Started in 1946 in Panama and originally named the Latin American Center, the School of the Americas came under intense criticism after many of its graduates were accused of human rights abuses. Among them were 19 Salvadoran soldiers linked to the 1989 assassination of six Jesuit priests; Panamanian dictator Manuel Antonio Noriega, who was deposed and imprisoned in the United States on a drug conviction; and six Peruvian officers connected to the killings of students and a professor, The New York Times and The Washington Post reported.

The School of the Americas, which moved to Fort Benning near Columbus, Georgia, in 1984, drew scrutiny again in 1996 when the U.S. Defense Department declassified a report. That report disclosed the school trained Latin American military officials with a manual that said officials seeking to recruit and control informants could use “fear, payment of bounties for enemy dead, beatings, false imprisonment, executions and the use of truth serum.”

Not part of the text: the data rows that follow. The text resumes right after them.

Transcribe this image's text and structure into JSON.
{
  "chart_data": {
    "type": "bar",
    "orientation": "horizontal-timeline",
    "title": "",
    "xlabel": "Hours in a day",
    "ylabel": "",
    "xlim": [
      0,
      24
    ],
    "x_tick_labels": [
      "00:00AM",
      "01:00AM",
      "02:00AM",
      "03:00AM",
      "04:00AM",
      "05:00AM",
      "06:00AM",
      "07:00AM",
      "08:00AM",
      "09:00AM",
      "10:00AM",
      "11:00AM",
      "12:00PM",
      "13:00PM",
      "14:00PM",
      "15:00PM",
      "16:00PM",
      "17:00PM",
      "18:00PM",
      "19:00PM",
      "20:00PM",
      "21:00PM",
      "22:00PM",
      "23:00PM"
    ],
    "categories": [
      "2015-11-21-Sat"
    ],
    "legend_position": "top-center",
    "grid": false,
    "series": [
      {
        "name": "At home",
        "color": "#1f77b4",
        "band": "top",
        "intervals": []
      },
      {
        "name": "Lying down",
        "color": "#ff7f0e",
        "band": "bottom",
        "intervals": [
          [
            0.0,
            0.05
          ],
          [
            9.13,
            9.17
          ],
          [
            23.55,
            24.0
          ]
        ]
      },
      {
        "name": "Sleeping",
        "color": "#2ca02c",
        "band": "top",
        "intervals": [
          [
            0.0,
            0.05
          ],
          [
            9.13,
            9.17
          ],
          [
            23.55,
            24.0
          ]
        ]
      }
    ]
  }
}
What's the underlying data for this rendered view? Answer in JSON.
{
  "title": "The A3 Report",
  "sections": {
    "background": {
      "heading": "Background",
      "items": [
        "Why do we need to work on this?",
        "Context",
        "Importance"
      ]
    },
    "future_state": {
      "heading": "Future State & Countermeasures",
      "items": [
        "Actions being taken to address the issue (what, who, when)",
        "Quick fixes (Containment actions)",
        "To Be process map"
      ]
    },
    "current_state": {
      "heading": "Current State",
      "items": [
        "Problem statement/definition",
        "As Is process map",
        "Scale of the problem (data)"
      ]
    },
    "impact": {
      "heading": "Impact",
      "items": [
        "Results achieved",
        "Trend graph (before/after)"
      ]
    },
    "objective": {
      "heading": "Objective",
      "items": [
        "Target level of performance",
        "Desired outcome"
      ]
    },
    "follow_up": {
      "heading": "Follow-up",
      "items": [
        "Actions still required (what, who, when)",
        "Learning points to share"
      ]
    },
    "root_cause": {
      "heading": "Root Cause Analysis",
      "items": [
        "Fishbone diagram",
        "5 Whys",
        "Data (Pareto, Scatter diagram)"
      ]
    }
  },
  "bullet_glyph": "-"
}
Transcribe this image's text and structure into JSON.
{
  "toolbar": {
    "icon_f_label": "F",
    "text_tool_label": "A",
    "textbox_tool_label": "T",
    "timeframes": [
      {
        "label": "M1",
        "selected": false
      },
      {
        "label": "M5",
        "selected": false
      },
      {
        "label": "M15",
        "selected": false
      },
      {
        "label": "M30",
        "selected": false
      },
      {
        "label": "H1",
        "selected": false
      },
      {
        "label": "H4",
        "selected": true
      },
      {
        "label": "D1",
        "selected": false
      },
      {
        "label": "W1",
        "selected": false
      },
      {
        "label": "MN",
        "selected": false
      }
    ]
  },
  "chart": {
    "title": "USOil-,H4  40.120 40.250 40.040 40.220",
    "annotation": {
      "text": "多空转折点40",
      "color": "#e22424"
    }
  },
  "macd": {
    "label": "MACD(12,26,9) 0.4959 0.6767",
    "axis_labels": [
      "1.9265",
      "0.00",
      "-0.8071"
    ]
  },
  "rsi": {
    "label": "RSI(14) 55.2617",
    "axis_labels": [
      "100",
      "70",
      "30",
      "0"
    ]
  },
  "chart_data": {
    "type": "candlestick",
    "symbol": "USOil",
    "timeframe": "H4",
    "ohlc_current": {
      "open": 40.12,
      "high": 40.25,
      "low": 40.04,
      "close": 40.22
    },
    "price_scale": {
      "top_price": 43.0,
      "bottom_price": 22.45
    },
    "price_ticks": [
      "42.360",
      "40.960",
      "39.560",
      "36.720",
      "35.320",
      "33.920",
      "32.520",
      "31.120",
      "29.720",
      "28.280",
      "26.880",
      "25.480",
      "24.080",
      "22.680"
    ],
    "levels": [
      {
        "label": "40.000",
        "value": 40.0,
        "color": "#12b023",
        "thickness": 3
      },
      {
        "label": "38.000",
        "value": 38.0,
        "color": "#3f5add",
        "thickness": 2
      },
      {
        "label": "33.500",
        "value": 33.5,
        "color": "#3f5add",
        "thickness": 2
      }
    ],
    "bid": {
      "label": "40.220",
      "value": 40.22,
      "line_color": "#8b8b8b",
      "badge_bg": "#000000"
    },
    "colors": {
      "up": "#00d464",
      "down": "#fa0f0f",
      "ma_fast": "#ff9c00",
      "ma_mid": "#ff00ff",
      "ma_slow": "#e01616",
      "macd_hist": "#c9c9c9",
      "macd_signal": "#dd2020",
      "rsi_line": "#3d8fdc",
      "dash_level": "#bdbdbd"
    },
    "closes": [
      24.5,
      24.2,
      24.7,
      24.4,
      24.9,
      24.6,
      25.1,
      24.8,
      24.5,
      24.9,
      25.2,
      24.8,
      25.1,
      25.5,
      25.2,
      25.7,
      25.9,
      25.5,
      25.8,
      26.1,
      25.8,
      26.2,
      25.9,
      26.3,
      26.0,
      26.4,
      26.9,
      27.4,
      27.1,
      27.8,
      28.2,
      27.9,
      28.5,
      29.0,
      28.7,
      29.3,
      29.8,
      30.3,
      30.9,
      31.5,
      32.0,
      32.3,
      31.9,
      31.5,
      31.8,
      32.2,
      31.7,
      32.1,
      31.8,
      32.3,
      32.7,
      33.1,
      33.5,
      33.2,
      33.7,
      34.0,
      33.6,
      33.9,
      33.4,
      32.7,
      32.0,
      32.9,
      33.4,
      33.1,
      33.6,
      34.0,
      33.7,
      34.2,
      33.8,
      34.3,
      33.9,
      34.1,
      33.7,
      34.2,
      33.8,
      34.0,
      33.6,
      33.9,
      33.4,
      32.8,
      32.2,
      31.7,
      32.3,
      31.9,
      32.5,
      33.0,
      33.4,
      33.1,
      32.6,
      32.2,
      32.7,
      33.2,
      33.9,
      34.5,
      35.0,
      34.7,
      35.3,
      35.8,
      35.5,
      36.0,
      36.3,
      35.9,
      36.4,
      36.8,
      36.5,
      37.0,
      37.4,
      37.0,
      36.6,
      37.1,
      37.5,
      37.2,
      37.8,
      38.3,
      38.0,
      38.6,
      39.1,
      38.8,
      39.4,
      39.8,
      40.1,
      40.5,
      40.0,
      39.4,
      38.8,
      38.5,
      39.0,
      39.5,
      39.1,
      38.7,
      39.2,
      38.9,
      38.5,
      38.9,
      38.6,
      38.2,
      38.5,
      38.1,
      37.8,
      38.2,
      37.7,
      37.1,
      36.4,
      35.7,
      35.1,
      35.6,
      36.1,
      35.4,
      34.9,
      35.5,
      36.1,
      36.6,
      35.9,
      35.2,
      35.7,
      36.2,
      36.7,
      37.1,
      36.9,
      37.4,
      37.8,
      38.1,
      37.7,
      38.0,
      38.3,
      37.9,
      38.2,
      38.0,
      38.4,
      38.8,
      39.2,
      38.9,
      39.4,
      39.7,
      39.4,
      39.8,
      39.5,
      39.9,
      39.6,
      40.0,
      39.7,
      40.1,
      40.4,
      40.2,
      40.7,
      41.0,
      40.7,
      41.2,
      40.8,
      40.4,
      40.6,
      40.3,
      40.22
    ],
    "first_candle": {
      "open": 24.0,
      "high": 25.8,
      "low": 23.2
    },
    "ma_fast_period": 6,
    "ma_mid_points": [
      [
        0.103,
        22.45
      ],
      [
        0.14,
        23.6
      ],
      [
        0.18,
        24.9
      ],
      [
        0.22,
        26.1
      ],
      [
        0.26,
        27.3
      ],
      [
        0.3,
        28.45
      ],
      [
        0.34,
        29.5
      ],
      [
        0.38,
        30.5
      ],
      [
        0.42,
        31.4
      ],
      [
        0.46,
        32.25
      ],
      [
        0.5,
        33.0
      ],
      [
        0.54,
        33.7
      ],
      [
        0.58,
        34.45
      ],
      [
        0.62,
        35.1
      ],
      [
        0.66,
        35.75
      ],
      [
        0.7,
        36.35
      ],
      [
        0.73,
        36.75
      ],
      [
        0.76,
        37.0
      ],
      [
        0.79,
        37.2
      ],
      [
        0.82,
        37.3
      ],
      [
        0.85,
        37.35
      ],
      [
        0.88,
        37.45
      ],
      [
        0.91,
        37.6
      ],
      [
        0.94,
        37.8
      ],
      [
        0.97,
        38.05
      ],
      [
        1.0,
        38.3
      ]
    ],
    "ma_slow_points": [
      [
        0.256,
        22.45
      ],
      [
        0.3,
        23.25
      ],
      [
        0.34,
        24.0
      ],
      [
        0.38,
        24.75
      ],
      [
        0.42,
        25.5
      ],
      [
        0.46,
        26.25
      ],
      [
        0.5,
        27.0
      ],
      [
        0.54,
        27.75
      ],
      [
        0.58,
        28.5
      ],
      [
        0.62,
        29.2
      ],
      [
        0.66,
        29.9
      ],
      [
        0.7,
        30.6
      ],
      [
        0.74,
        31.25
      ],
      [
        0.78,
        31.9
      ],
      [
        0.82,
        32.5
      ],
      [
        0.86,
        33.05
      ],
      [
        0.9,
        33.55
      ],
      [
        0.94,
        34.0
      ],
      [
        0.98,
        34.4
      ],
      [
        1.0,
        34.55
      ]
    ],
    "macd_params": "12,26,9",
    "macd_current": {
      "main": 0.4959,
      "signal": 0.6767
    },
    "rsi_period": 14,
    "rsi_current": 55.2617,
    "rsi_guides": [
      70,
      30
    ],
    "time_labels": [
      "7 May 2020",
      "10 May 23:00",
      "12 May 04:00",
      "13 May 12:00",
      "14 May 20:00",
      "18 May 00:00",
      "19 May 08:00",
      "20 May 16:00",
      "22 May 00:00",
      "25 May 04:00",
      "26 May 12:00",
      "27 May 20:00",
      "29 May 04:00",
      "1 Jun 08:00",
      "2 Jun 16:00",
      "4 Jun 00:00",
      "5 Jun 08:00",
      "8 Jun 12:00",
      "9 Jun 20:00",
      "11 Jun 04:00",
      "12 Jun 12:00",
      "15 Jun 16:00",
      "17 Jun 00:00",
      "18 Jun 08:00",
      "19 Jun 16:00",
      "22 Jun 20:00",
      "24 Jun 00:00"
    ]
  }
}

In 2000, Congress shut down the school and established a new one in its place at Fort Benning, calling it the Western Hemisphere Institute for Security Cooperation. The legislation creating the institute says its curriculum shall be reviewed by a Board of Visitors and include mandatory instruction on “human rights, the rule of law, due process, civilian control of the military and the role of the military in a democratic society.”

Since it opened in 2001, according to the institute, it has trained and educated more than 24,000 military, law enforcement and civilian students from 36 countries.

Though it is different from the School of the Americas, the institute has drawn similar opposition. Roy Bourgeois, the founder of School of the Americas Watch, traveled with others to South America to help convince Venezuela to pull out of the institute. And in 2004, Venezuela announced it would do just that.

“Without any doubt, there is no reason that we should have the military from Latin American countries at Fort Benning,” said Bourgeois, a former Catholic priest who lives just outside of Fort Benning. “This is not a human rights academy.”

The institute said it did not have any records from the School of the Americas, including any concerning Padrino López. It released a statement in response to a list of questions emailed by The Atlanta Journal-Constitution, saying it is focused on developing “ethical leaders to strengthen democratic partnerships in the Western Hemisphere.”

The institute’s programs “emphasize democratic values, rule of law, human rights, and professional military ethics — required courses which all U.S. and foreign personnel attending WHINSEC in any capacity must pass to graduate,” the institute said. “The institute remains committed to providing values‑based education to U.S. and partner‑nation students in accordance with U.S. law and policy.”